Mis vecinos

Salí a fumar al mediodía y me corrí hacia la entrada del auto para ver los jazmines. Mi vecina estaba arreglándoles un canterito para que no se les lave la tierra con las lluvias. Cuando llegué se asustó a pesar de que tenía la música fuerte y nos empezamos a reír. Hablamos un rato de las plantas, de algunos escombros para retirar, del portón que no cierra, hasta que mencioné que el vecino me había comentado que iba a llover.
—¿Quién? ¿El sicario?
—¿Cómo? No… no, Pablo, el vecino de…
—Sí, sí, el de enfrente.
—Sí.
—El sicario.
—Pero ¿cómo el sicario…?
—Es sicario.
—Pero Pablo es jubilado, fue encargado en un campo…
—Eso es una pantalla. Es sicario.
—Pero si camina con las piernas torcidas del caballo, habla como un hombre de campo…
—Sí, sí, pero es sicario.
—Pero ¿cómo sabés que es sicario?
—¿No viste que tiene tres autos?
—Sí, pero el hijo…
—El hijo es maestro.
— Bueno, pero tampoco es un delito tener tres autos…
—Pero ¿cómo los mantiene? Es jubilado…
—Es que no sé…
—Se pasa todo el día lavando los autos, lavando la vereda…
—Sí, es impecable…
—¿Y la mujer? ¿Qué hace…?
—No, la mujer… este…
—Marcos, es sicario. Todo eso es una pantalla, son la familia perfecta, tiran la basura con una sonrisa, se la pasan lavando los autos… ¿No te fijaste que cada vez que salen con el auto salen de a dos o tres?
—Este… sí… sí, es verdad.
—Es porque siempre uno queda de campana.
—Pero ¿y si es narcotraficante?
—¿Y lavar tanto los autos?
—Pero si fuese sicario tampoco andaría todas las noches…
—No, es una pantalla. Nadie sospecha nada. ¿Vos sospechabas que era sicario?
—No.
—¿Ves?
—Pucha, ¿vos decís…?
—Siempre tiene una sonrisa, y es jubilado, la casa está impecable, y ¡qué linda casa…!
—Pero me dijo que la compró hace tiempo…
—Es perfecto, ese sigilo sólo te lo da años de experiencia en el rubro… Te digo que es sicario, Marcos.

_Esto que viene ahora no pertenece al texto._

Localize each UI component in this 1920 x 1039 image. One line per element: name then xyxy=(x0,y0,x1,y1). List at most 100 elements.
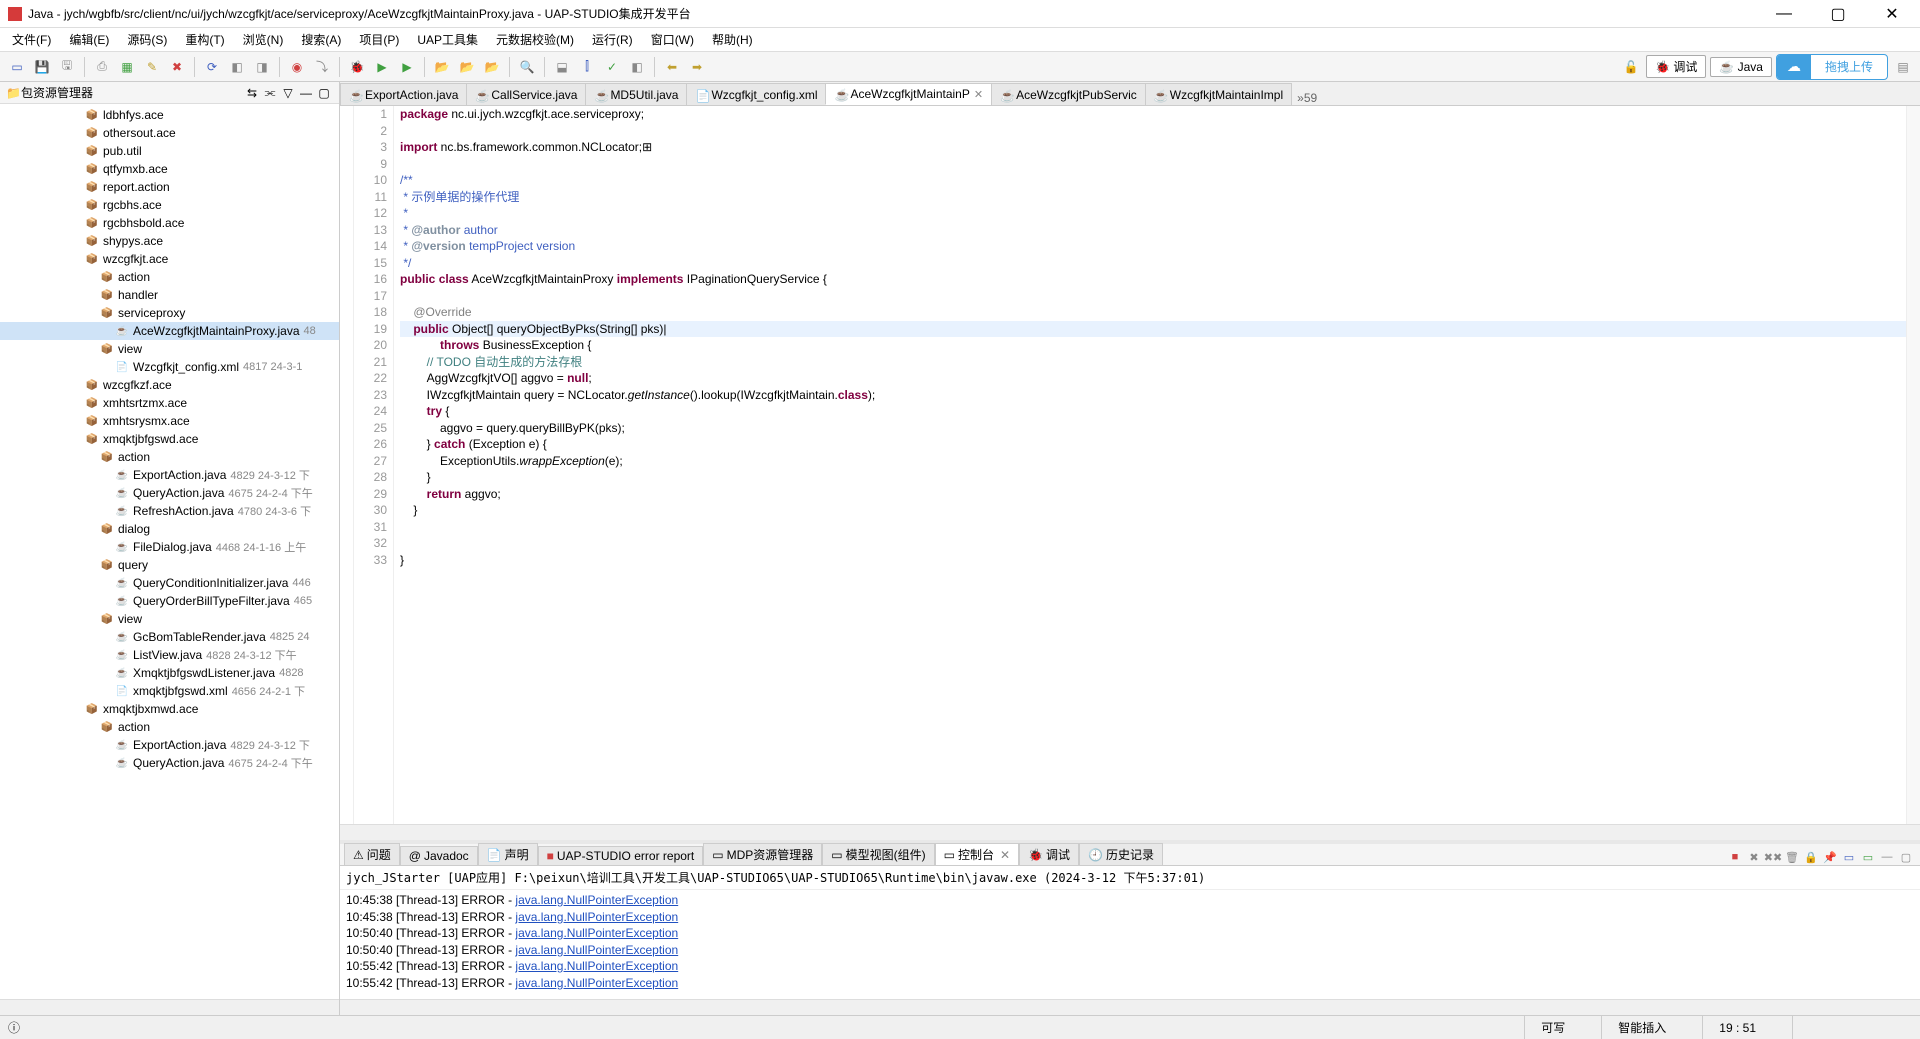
tree-item[interactable]: 📦rgcbhs.ace xyxy=(0,196,339,214)
menu-item[interactable]: 源码(S) xyxy=(121,29,173,50)
tool-btn[interactable]: ▤ xyxy=(1892,56,1914,78)
close-icon[interactable]: ✕ xyxy=(1000,848,1010,862)
tree-item[interactable]: 📄xmqktjbfgswd.xml4656 24-2-1 下 xyxy=(0,682,339,700)
remove-all-button[interactable]: ✖✖ xyxy=(1765,849,1781,865)
close-button[interactable]: ✕ xyxy=(1872,2,1912,26)
view-menu-button[interactable]: ▽ xyxy=(279,84,297,102)
tree-item[interactable]: ☕QueryAction.java4675 24-2-4 下午 xyxy=(0,484,339,502)
debug-perspective[interactable]: 🐞 调试 xyxy=(1646,55,1706,78)
exception-link[interactable]: java.lang.NullPointerException xyxy=(515,910,678,924)
horizontal-scrollbar[interactable] xyxy=(340,824,1920,840)
tree-item[interactable]: 📦dialog xyxy=(0,520,339,538)
tool-btn[interactable]: 🔍 xyxy=(516,56,538,78)
maximize-view-button[interactable]: ▢ xyxy=(315,84,333,102)
menu-item[interactable]: 项目(P) xyxy=(353,29,405,50)
terminate-button[interactable]: ■ xyxy=(1727,849,1743,865)
more-tabs-button[interactable]: »59 xyxy=(1291,91,1323,105)
editor-tab[interactable]: ☕AceWzcgfkjtMaintainP✕ xyxy=(825,83,992,105)
tool-btn[interactable]: ⫿ xyxy=(576,56,598,78)
exception-link[interactable]: java.lang.NullPointerException xyxy=(515,976,678,990)
tool-btn[interactable]: ⎙ xyxy=(91,56,113,78)
tree-item[interactable]: 📦serviceproxy xyxy=(0,304,339,322)
tool-btn[interactable]: ▦ xyxy=(116,56,138,78)
bottom-tab[interactable]: ■UAP-STUDIO error report xyxy=(538,846,704,865)
tree-item[interactable]: 📦rgcbhsbold.ace xyxy=(0,214,339,232)
tree-item[interactable]: ☕ExportAction.java4829 24-3-12 下 xyxy=(0,736,339,754)
tree-item[interactable]: 📦othersout.ace xyxy=(0,124,339,142)
run-button[interactable]: ▶ xyxy=(371,56,393,78)
menu-item[interactable]: 文件(F) xyxy=(6,29,57,50)
overview-ruler[interactable] xyxy=(1906,106,1920,824)
tree-item[interactable]: 📦qtfymxb.ace xyxy=(0,160,339,178)
pin-button[interactable]: 📌 xyxy=(1822,849,1838,865)
close-tab-icon[interactable]: ✕ xyxy=(974,88,983,101)
tool-btn[interactable]: ⟳ xyxy=(201,56,223,78)
save-button[interactable]: 💾 xyxy=(31,56,53,78)
tree-item[interactable]: 📦shypys.ace xyxy=(0,232,339,250)
display-button[interactable]: ▭ xyxy=(1841,849,1857,865)
minimize-view-button[interactable]: — xyxy=(297,84,315,102)
tree-item[interactable]: 📦view xyxy=(0,340,339,358)
upload-widget[interactable]: ☁ 拖拽上传 xyxy=(1776,54,1888,80)
collapse-all-button[interactable]: ⇆ xyxy=(243,84,261,102)
maximize-button[interactable]: ▢ xyxy=(1818,2,1858,26)
tool-btn[interactable]: 📂 xyxy=(456,56,478,78)
menu-item[interactable]: UAP工具集 xyxy=(411,29,484,50)
tree-item[interactable]: ☕GcBomTableRender.java4825 24 xyxy=(0,628,339,646)
tool-btn[interactable]: ◨ xyxy=(251,56,273,78)
editor-tab[interactable]: ☕MD5Util.java xyxy=(585,83,687,105)
link-editor-button[interactable]: ⫘ xyxy=(261,84,279,102)
tree-item[interactable]: ☕RefreshAction.java4780 24-3-6 下 xyxy=(0,502,339,520)
tree-item[interactable]: 📦report.action xyxy=(0,178,339,196)
tree-item[interactable]: ☕QueryAction.java4675 24-2-4 下午 xyxy=(0,754,339,772)
clear-button[interactable]: 🗑 xyxy=(1784,849,1800,865)
bottom-tab[interactable]: ▭MDP资源管理器 xyxy=(703,843,822,865)
code-editor[interactable]: package nc.ui.jych.wzcgfkjt.ace.servicep… xyxy=(394,106,1906,824)
console-output[interactable]: 10:45:38 [Thread-13] ERROR - java.lang.N… xyxy=(340,890,1920,999)
back-button[interactable]: ⬅ xyxy=(661,56,683,78)
tree-item[interactable]: 📦ldbhfys.ace xyxy=(0,106,339,124)
tree-item[interactable]: 📦wzcgfkzf.ace xyxy=(0,376,339,394)
menu-item[interactable]: 窗口(W) xyxy=(645,29,700,50)
editor-tab[interactable]: ☕CallService.java xyxy=(466,83,586,105)
tree-item[interactable]: ☕XmqktjbfgswdListener.java4828 xyxy=(0,664,339,682)
menu-item[interactable]: 元数据校验(M) xyxy=(490,29,580,50)
bottom-tab[interactable]: ▭控制台✕ xyxy=(935,843,1019,865)
tree-item[interactable]: 📦wzcgfkjt.ace xyxy=(0,250,339,268)
tree-item[interactable]: ☕AceWzcgfkjtMaintainProxy.java48 xyxy=(0,322,339,340)
tool-btn[interactable]: 📂 xyxy=(481,56,503,78)
line-gutter[interactable]: 1239101112131415161718192021222324252627… xyxy=(354,106,394,824)
open-perspective-button[interactable]: 🔓 xyxy=(1620,56,1642,78)
tree-item[interactable]: 📦action xyxy=(0,268,339,286)
remove-button[interactable]: ✖ xyxy=(1746,849,1762,865)
tree-item[interactable]: 📦xmqktjbfgswd.ace xyxy=(0,430,339,448)
editor-tab[interactable]: ☕ExportAction.java xyxy=(340,83,467,105)
save-all-button[interactable]: 🖫 xyxy=(56,56,78,78)
tree-item[interactable]: 📦action xyxy=(0,448,339,466)
editor-tab[interactable]: ☕AceWzcgfkjtPubServic xyxy=(991,83,1146,105)
exception-link[interactable]: java.lang.NullPointerException xyxy=(515,943,678,957)
tree-item[interactable]: 📦xmhtsrtzmx.ace xyxy=(0,394,339,412)
tool-btn[interactable]: ◧ xyxy=(626,56,648,78)
tool-btn[interactable]: ⬓ xyxy=(551,56,573,78)
new-button[interactable]: ▭ xyxy=(6,56,28,78)
horizontal-scrollbar[interactable] xyxy=(0,999,339,1015)
tree-item[interactable]: 📦pub.util xyxy=(0,142,339,160)
horizontal-scrollbar[interactable] xyxy=(340,999,1920,1015)
exception-link[interactable]: java.lang.NullPointerException xyxy=(515,893,678,907)
menu-item[interactable]: 搜索(A) xyxy=(295,29,347,50)
tree-item[interactable]: ☕QueryConditionInitializer.java446 xyxy=(0,574,339,592)
debug-button[interactable]: 🐞 xyxy=(346,56,368,78)
run-ext-button[interactable]: ▶ xyxy=(396,56,418,78)
menu-item[interactable]: 浏览(N) xyxy=(237,29,290,50)
tree-item[interactable]: 📦handler xyxy=(0,286,339,304)
editor-tab[interactable]: ☕WzcgfkjtMaintainImpl xyxy=(1145,83,1292,105)
java-perspective[interactable]: ☕ Java xyxy=(1710,57,1772,77)
tree-item[interactable]: 📦xmhtsrysmx.ace xyxy=(0,412,339,430)
tree-item[interactable]: 📦xmqktjbxmwd.ace xyxy=(0,700,339,718)
editor-tab[interactable]: 📄Wzcgfkjt_config.xml xyxy=(686,83,826,105)
bottom-tab[interactable]: 🐞调试 xyxy=(1019,843,1079,865)
bottom-tab[interactable]: @Javadoc xyxy=(400,846,478,865)
menu-item[interactable]: 帮助(H) xyxy=(706,29,759,50)
bottom-tab[interactable]: 📄声明 xyxy=(478,843,538,865)
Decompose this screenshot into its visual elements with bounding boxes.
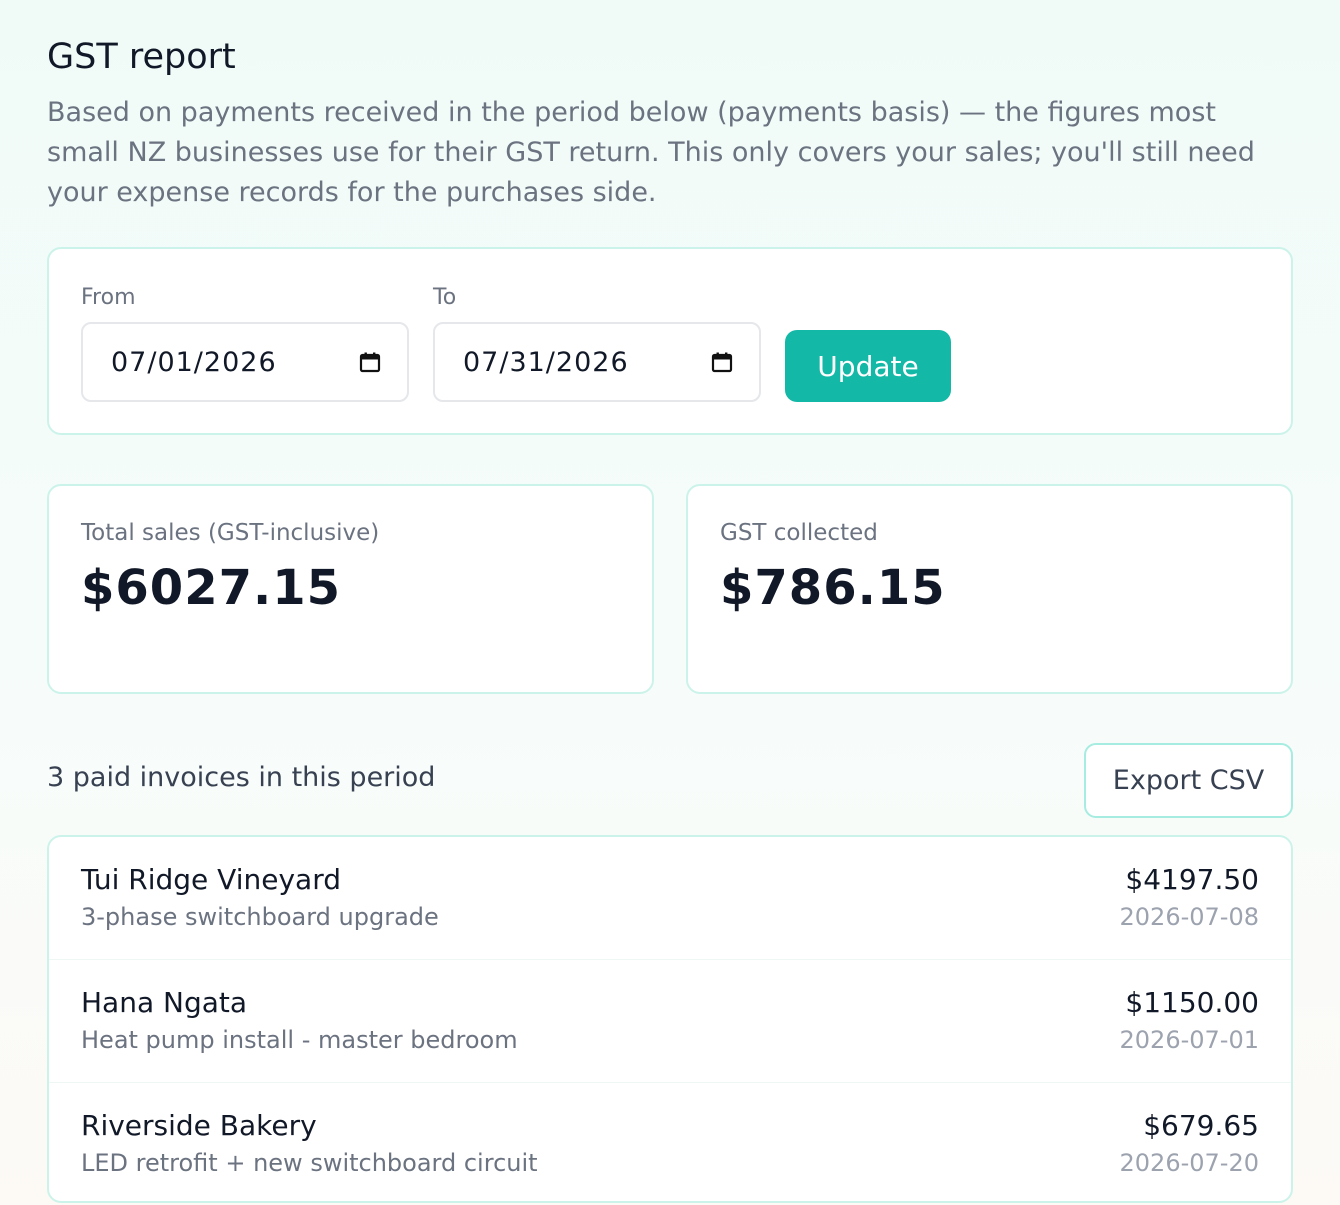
invoice-client: Hana Ngata <box>81 986 248 1019</box>
from-date-value: 07/01/2026 <box>111 346 277 378</box>
gst-collected-card: GST collected $786.15 <box>686 484 1293 694</box>
page-intro: Based on payments received in the period… <box>47 97 1255 208</box>
to-label: To <box>433 285 457 310</box>
export-csv-button[interactable]: Export CSV <box>1084 743 1293 818</box>
to-date-value: 07/31/2026 <box>463 346 629 378</box>
total-sales-value: $6027.15 <box>81 560 342 616</box>
invoice-amount: $679.65 <box>1143 1109 1259 1142</box>
total-sales-card: Total sales (GST-inclusive) $6027.15 <box>47 484 654 694</box>
invoice-amount: $4197.50 <box>1125 863 1259 896</box>
invoice-date: 2026-07-01 <box>1119 1026 1259 1054</box>
invoice-date: 2026-07-20 <box>1119 1149 1259 1177</box>
invoice-date: 2026-07-08 <box>1119 903 1259 931</box>
invoice-description: Heat pump install - master bedroom <box>81 1026 518 1054</box>
from-label: From <box>81 285 136 310</box>
invoice-list: Tui Ridge Vineyard 3-phase switchboard u… <box>47 835 1293 1203</box>
from-date-input[interactable]: 07/01/2026 <box>81 322 409 402</box>
date-filter-card: From 07/01/2026 To 07/31/2026 Update <box>47 247 1293 435</box>
invoice-row[interactable]: Hana Ngata Heat pump install - master be… <box>49 960 1291 1083</box>
total-sales-label: Total sales (GST-inclusive) <box>81 520 380 546</box>
gst-collected-value: $786.15 <box>720 560 946 616</box>
invoice-amount: $1150.00 <box>1125 986 1259 1019</box>
to-date-input[interactable]: 07/31/2026 <box>433 322 761 402</box>
invoice-row[interactable]: Riverside Bakery LED retrofit + new swit… <box>49 1083 1291 1201</box>
invoice-row[interactable]: Tui Ridge Vineyard 3-phase switchboard u… <box>49 837 1291 960</box>
invoice-client: Riverside Bakery <box>81 1109 317 1142</box>
page-title: GST report <box>47 37 236 77</box>
invoice-client: Tui Ridge Vineyard <box>81 863 341 896</box>
invoice-description: 3-phase switchboard upgrade <box>81 903 439 931</box>
invoice-count: 3 paid invoices in this period <box>47 762 436 793</box>
calendar-icon[interactable] <box>711 351 733 373</box>
update-button[interactable]: Update <box>785 330 951 402</box>
invoice-description: LED retrofit + new switchboard circuit <box>81 1149 538 1177</box>
calendar-icon[interactable] <box>359 351 381 373</box>
gst-collected-label: GST collected <box>720 520 878 546</box>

Y nos quedamos los dos mirando la casa de Pablo hasta que al rato un auto estaciona en nuestra vereda. Era Laura, una amiga de mi vecina.
—¡Che, ya no hay lugar en la vereda de tu casa para estacionar!
—Es que el vecino estacionó en la puerta de casa.
—¿Quién? ¿El sicario?
Giré enseguida y la miré a Laura.
—Sí, el sicario. Seguro que no debe querer que reconozcan la casa.
—¿Tenés mate?
—Sí, vamos al jardín.

Cerraron la puerta y me quedé mirando la casa pensando en todas las veces que me vieron entrar y salir los de enfrente. Y después miré la puerta de mi vecina y suspiré. Voy a tener que tomar más recaudos con esta mujer. Eso estuvo cerca.